Paul Chevalier, nuits et cafard

Outre les témoignages de Jules Champin, de Jean Hugo, et les photos de Fernand Le Bailly, un nouveau témoignage écrit par un combattant du 36e régiment d'infanterie vient de nous parvenir. Il s'agit du journal, tenu de novembre 1914 à février 1917, par Paul Chevalier.
Paul, Henri, Emile Chevalier naît le 5 septembre 1885. Il démarre son service militaire le 5 octobre 1908 et reçoit, au 156e régiment d'infanterie, caserné à Toul, le certificat d'aptitude à l'emploi de chef de section dans la réserve, ce qui lui permet d'avoir le grade d'adjudant au début de la guerre. Rappelé le 30 juillet 1914 à la caserne située 7, place des Batignolles, à Paris, dans le 17e arrondissement, il est affecté au 36e régiment d'infanterie de Caen, où il effectue une grande partie de la guerre.
Il est promu sous-lieutenant de réserve à titre temporaire pour la durée de la guerre le 7 octobre 1915, alors que le régiment se trouve dans la Somme. Cette même année, son frère Henri  (le 23 septembre 1915) est tué à la main de Massiges. Pendant la guerre, Paul reçoit la médaille militaire et deux citations à l'ordre de l'armée et du corps d'armée, lors de l'offensive du 25 septembre 1915, en Artois, et lors de l'attaque de Douaumont, le 22 mai 1916. En première ligne, il est blessé le 13 juillet 1917 près d'Urvillers (Aisne) en recevant des éclats de grenade au bras gauche et dans le rein. Puis il quittera le régiment pour être nommé lieutenant au 508e régiment de chars de combat.

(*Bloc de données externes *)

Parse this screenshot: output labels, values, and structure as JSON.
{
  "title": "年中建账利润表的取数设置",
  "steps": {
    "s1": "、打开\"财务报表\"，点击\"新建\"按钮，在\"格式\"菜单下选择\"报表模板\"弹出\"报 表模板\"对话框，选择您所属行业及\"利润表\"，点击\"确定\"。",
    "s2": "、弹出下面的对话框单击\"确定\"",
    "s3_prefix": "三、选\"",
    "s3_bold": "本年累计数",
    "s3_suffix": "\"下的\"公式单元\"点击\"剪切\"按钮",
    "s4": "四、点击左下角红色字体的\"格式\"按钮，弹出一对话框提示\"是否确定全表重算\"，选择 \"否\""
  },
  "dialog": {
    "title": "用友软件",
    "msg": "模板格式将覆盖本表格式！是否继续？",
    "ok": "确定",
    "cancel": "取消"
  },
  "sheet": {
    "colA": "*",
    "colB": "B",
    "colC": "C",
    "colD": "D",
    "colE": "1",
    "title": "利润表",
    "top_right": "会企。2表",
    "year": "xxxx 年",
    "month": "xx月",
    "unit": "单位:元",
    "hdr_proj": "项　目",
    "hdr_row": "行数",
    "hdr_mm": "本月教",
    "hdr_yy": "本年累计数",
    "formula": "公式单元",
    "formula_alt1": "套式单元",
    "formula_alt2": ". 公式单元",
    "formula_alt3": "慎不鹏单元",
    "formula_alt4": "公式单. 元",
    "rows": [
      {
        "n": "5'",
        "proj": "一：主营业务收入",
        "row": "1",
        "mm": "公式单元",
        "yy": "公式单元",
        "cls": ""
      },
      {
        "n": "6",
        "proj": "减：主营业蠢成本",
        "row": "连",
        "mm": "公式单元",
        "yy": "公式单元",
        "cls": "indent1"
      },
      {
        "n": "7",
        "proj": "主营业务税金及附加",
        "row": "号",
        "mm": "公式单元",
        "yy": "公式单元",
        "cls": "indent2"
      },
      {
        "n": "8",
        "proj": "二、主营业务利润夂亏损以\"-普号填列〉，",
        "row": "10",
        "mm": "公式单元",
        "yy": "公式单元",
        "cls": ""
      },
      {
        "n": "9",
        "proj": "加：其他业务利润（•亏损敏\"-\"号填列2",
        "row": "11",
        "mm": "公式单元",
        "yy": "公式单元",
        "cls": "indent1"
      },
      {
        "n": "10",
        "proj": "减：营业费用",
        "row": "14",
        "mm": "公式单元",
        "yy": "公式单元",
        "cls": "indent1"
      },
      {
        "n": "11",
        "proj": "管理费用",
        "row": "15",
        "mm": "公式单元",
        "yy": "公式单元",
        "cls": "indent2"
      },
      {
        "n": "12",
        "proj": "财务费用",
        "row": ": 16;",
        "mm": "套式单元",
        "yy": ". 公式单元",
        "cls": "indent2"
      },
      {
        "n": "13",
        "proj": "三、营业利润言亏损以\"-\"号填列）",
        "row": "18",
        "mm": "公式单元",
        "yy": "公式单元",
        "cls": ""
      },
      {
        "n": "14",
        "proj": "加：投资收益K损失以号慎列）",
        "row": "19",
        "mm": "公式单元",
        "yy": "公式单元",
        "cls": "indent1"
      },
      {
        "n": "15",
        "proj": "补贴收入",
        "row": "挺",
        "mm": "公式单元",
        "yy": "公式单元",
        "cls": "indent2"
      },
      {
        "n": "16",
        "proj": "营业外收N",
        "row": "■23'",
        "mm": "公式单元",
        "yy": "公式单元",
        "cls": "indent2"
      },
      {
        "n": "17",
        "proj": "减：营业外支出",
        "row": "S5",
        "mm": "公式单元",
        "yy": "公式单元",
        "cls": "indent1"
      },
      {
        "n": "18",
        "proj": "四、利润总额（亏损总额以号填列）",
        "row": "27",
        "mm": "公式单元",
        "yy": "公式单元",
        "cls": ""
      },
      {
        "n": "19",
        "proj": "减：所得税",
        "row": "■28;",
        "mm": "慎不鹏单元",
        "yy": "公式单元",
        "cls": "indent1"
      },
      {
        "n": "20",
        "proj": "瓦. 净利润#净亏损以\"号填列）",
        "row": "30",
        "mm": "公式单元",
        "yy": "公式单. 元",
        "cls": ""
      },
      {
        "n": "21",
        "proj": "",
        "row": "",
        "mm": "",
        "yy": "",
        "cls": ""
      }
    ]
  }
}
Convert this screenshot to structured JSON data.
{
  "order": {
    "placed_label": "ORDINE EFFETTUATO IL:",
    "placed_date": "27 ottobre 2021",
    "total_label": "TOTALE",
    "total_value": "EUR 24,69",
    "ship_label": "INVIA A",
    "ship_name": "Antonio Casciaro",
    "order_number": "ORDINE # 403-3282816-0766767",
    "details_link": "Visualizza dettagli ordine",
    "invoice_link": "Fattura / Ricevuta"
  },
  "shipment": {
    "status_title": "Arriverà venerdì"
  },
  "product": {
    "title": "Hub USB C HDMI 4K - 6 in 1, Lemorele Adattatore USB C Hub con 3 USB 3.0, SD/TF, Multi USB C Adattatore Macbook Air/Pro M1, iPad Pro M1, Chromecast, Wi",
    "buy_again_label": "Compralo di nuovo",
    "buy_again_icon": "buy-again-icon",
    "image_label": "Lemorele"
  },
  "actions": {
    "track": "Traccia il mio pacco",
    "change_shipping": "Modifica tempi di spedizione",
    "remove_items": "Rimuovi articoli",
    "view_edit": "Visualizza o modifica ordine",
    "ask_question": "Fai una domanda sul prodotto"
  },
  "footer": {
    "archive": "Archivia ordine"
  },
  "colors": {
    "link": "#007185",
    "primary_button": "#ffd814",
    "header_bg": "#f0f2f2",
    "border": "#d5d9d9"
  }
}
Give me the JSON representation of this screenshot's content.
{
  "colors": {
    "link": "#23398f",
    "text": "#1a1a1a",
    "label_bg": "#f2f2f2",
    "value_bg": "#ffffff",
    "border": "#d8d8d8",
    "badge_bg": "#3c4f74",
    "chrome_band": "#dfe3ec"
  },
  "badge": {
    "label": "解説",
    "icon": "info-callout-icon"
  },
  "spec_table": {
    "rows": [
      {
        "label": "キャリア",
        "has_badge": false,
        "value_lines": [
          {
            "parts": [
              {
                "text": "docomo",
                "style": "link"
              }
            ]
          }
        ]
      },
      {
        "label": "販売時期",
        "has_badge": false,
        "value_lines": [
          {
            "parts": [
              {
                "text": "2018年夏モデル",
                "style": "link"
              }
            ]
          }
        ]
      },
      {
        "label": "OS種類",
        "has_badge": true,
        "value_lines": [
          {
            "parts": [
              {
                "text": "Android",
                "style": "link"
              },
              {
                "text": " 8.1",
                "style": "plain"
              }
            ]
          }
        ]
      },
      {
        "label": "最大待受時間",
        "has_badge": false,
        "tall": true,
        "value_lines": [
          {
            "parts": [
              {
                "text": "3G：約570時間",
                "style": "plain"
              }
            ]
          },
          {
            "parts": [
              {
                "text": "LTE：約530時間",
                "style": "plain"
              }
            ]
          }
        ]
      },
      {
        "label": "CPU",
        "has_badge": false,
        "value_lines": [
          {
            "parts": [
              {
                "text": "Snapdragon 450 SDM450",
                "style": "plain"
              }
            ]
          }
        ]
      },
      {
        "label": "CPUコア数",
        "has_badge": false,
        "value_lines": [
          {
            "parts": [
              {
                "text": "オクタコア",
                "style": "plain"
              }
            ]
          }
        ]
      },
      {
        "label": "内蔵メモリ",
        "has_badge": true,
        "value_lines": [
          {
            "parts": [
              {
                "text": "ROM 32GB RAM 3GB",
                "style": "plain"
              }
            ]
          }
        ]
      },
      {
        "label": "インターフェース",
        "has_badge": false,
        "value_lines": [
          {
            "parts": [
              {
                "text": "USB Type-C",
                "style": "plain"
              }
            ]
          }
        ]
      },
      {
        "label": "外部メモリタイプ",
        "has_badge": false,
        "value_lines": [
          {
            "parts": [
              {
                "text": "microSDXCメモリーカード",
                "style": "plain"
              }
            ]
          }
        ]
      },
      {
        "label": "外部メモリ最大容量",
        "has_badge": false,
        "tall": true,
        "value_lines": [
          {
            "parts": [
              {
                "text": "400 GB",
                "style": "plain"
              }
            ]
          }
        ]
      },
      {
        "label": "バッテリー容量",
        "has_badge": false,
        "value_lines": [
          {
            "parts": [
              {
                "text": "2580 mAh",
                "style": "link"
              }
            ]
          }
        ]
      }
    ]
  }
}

Après guerre Paul Chevalier travaille au comptoir d'escompte de Paris, et suit des périodes de formation comme officier de réserve. Il est élevé au grade de chevalier de la légion d'honneur en 1923, et sera nommé capitaine six ans plus tard pour être rayé des cadres de la réserve le 6 décembre 1934. Son petit-fils, qui demeure à Strasbourg, nous a fait parvenir plusieurs documents écrits de la main de Paul. Il s'agit de feuillets écrits au crayon de bois, à peine lisibles, de lettres, et de coupures de presse de l'époque où le 36e RI est évoqué. Ces papiers sont complétées de photos, prises vraisemblablement dans les bois de Beaumarais, à Verdun, et en mars 1916.
S'il fallait trouver un registre au manuscrit de Paul Chevalier, ce serait celui de la douleur. Immergé dans cette tuerie, le jeune homme de 29 ans en 1914, exempt de tout esprit revanchard, souffre de sa situation et de celle de ses camarades. Mais il sait être aussi un étonnant narrateur lorsqu'il rapporte les relèves effectuées en pleine nuit et le sombre quotidien du "poilu" dans la tranchée de première ligne.